Friday, August 15, 2008

Record-setting

Not Michael Phelps, but Laurence Fishburne. I went to see him in the Broadway one-man show Thurgood on Wednesday night, and it was possibly the fastest standing ovation I've ever seen. People didn't even wait for him to walk out.

As you might have guessed, the show is about Thurgood Marshall, who narrates as if giving a lecture on his life and career, from childhood to retirement, at Howard University. It was written by George Stevens, Jr., who also wrote the miniseries about Marshall that I saw when I was very young. It's not an exaggeration to say that that miniseries changed my life.
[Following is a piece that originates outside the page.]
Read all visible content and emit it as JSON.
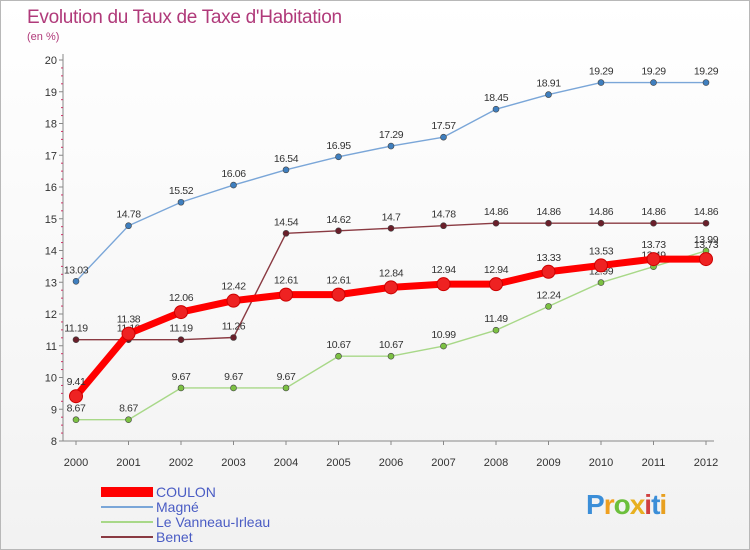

It gave words to a lot of issues, not only about race, that I probably couldn't have articulated myself at this point.

Fishburne is completely convincing as Marshall, salty, scrappy, passionate, and powerful, having fun with plenty of hilarious lines mixed in with the gravity of the landmark cases he tried. The staging was fine; the backdrop, an all-white embossed American flag, serves as a transparency screen. Projection switches from photographs relevant to what he's talking about to the Supreme Court building facade and interior, and there are sometimes even relevant sounds played. The only other speaker, however, is Earl Warren reading the decision in Brown v. Board.

I greatly enjoyed it, much more than the frankly rather over-artful Year of Magical Thinking last year, which was also a one-woman show (Vanessa Redgrave) at the same theater and similar staging. If you're in NYC, get thee to see it before it closes, which is very soon.